Wednesday, 16 November 2016

THE LIE BROTHER MALIK AZONG INADVERTENTLY MADE ME THINK OF FREEMASONRY.



Let me be frank with you, before I joined the Masons I was a passionate confederacy theoriser against Freemasonry - the type that argued vehemently against the system, that said Freemasonry was evil and ruled the world from behind the scenes and had a secret agenda of introducing to our already chaos world a new world order. By my theories, the new world order was some kind of mystical power which I presumed was secluded within the very inner circles of the highest ranked Masons -the 33 degree- I thought, that by its manifestation it will heighten the topsy-turvydom of the world. And a popular engravings on the 33 degree ring affirmed my mentality back then. ORDO AB CHAOS, translated as Order out of Chaos. So I made many believe it was rather the other way around they (33 degree Masons) sought to achieve with their new world order mystical enchantments. Silly boy!
Unlike many others of the ignorant popular world, I didn't think Masonry was about blood money rituals or that all Masons were rich. Perhaps, it was because I knew some Masons in my town. If ever anything informed my decision to join eventually, I would say it was the sweet and lovely brotherhood those Masons exhibited towards each other right before my eyes and nose- their jolly end-of-year parties in the community which they invited their ladies and children ( those were the times I would bite my father for not being a Mason), those Masons had many shibboleths that made even a flying bird pause to laugh. But sincerely those weren't my principal drives for my membership. I don't tell, so don't ask.
I thought of those Masons as elite men whose corporeal and mental faculties were in their fullest energy, thinking for the whole township and influencing the governance of Tarkwa. This fallacy, however, was affirmed by my knowing that a particular traditional ruler of the town was a member and also, two very famous doctors but highly dreaded by the people of Tarkwa were also members. It called for no further consideration, I thought.

And then on the night of my passing ceremony, Brother Malik Azong did something that made me believe Masonry was going to make me rich. The thought only crossed my mind right after the Malik gesture, but in the next moment I asked myself why then were some Masons I knew back in Tarkwa not so rich. Quickly, the more excited side of me retorted, maybe they didn't perform those sacrifices. Fear gripped me and frissons were all over my brown November skin. I would remain a poor Mason, my rather disappointed side thought.

Malik arrived at the porch of the Temple to find a lonely man sitting there. My face found no meaning in the moment or maybe in life. It wasn't as if I was scared of the ceremony that was about to take place. I had gone through the initiation ceremony only the previous month and even that didn't frighten me a bit. But I was trying hard to appreciate the system of Freemasonry. I didn't feel belonged and nothing mystically powerful had been entrusted to my keeping, save a word with its corresponding grip which had no meaning to me except its Biblical import. I doubted if it was Freemasonry I had joined here. What then? Nonsense!
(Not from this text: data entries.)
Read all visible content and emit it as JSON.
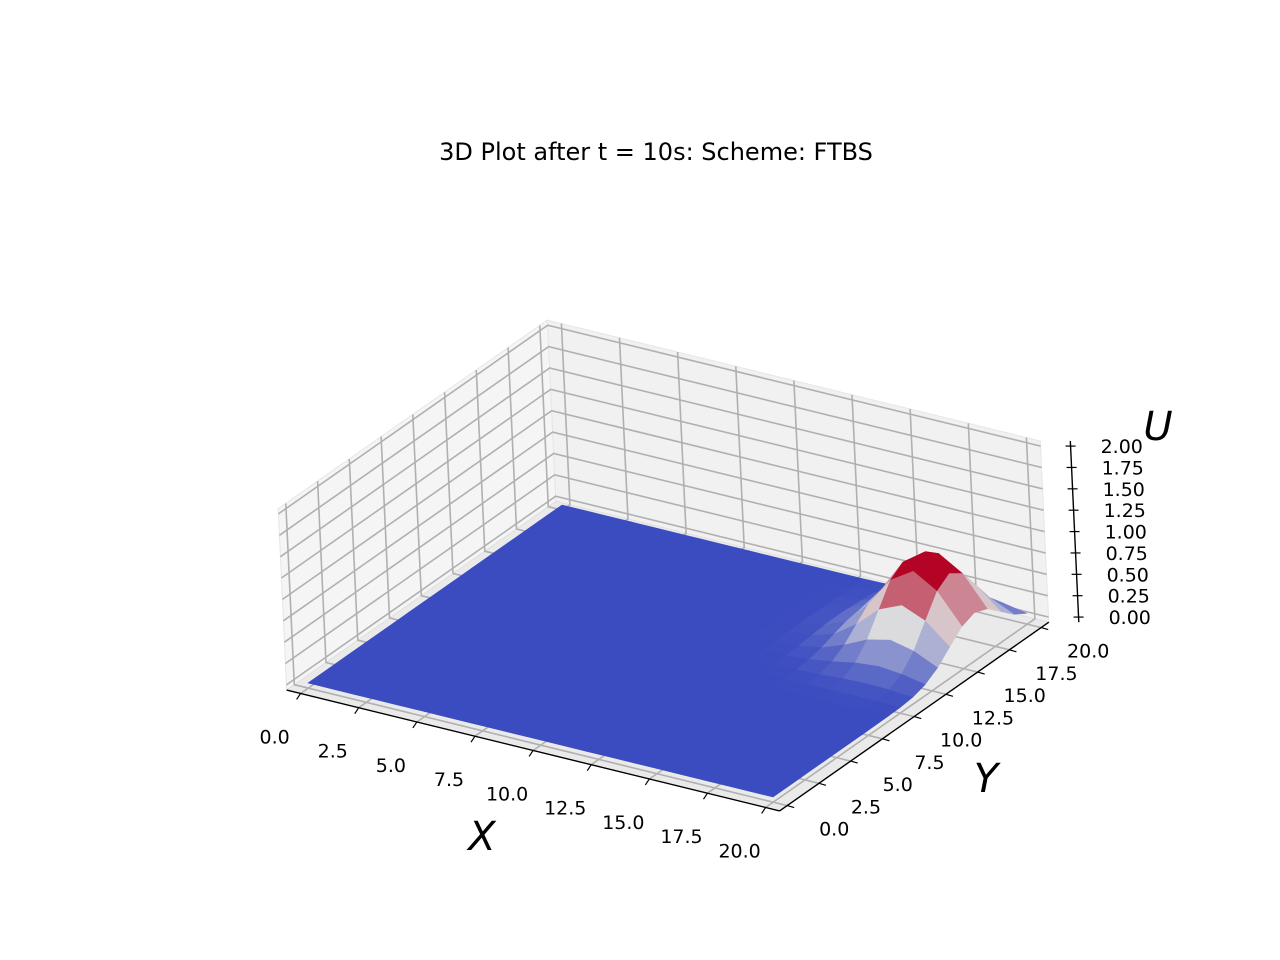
{
  "chart_data": {
    "type": "surface3d",
    "title": "3D Plot after t = 10s: Scheme: FTBS",
    "xlabel": "X",
    "ylabel": "Y",
    "zlabel": "U",
    "xlim": [
      0,
      20
    ],
    "ylim": [
      0,
      20
    ],
    "zlim": [
      0,
      2
    ],
    "x_ticks": [
      "0.0",
      "2.5",
      "5.0",
      "7.5",
      "10.0",
      "12.5",
      "15.0",
      "17.5",
      "20.0"
    ],
    "y_ticks": [
      "0.0",
      "2.5",
      "5.0",
      "7.5",
      "10.0",
      "12.5",
      "15.0",
      "17.5",
      "20.0"
    ],
    "z_ticks": [
      "0.00",
      "0.25",
      "0.50",
      "0.75",
      "1.00",
      "1.25",
      "1.50",
      "1.75",
      "2.00"
    ],
    "colormap": "coolwarm",
    "colors": {
      "low": "#3b4cc0",
      "mid": "#dddddd",
      "high": "#b40426"
    },
    "surface": {
      "grid_step": 1,
      "baseline": 0,
      "peak": {
        "x": 18,
        "y": 16,
        "value": 1.07,
        "sigma_x": 1.6,
        "sigma_y": 2.0
      }
    },
    "grid": true
  }
}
"My brother why are you so dull... are you sick?" Brother Malik asked and stretched his hand to feel my forehead. I smirked briefly.

"I am well, my brother" I managed.

"You are not, and is clearly written on your face" he retorted loudly in an authoritative voice. As if he had some charms to determine if a person was sick. (I'm chuckling) And then he did what I have since then come to like most about Malik, he pulled out his fat wallet and counted ghc200 and dashed it to me. WHAAAAATTT? I thought. Who does this? I asked myself. If not the Masons, who else? I answered myself with a rhetorical question.

"Really! Thank you so much but this is too much" I said to him and held the money openly in the space between us.

"Oh! I know you are a student, you are going to need it. Get some medicine, and cheer up. This is Masonry and we know no misery." He yanked up my spirit and like whirl wind, he flicked himself into the temple.

Right there, I knew Masonry was going to make me as rich as Malik on that night or any future period. I would wait patiently, I assured myself. But my excitement was short lived by a memory and a thought. I remembered the not-rich members among the Tarkwa Masons and I concluded that if at any point I was asked to perform any ritual for money, I rather a poor Mason.

But now I have come to appreciate Malik's gesture as a common trait among most Masons - selflessness. I have come to know that Brother Malik Azong was not any rich but he acted so because of the one value which he had so professed to admire - charity. And need I mention that he is one brother who loves his brothers genuinely and cares the most? I need not itemize the various ways he had selflessly shown that he was a proper Mason at heart. Much can't be said about his performance in the lodge, unfortunately.

MASONS ARE NOT RICH MEN
ARE NOT ANY MORE INTELLIGENT
BUT ARE THE PRINCIPLES AND TENETS
OF MORALITY, CHARITY, TRUTH AND JUSTICE.

I beg, whoever said Malik can't speak proper Grammar is warned. HAHAHAHAHAHAHA.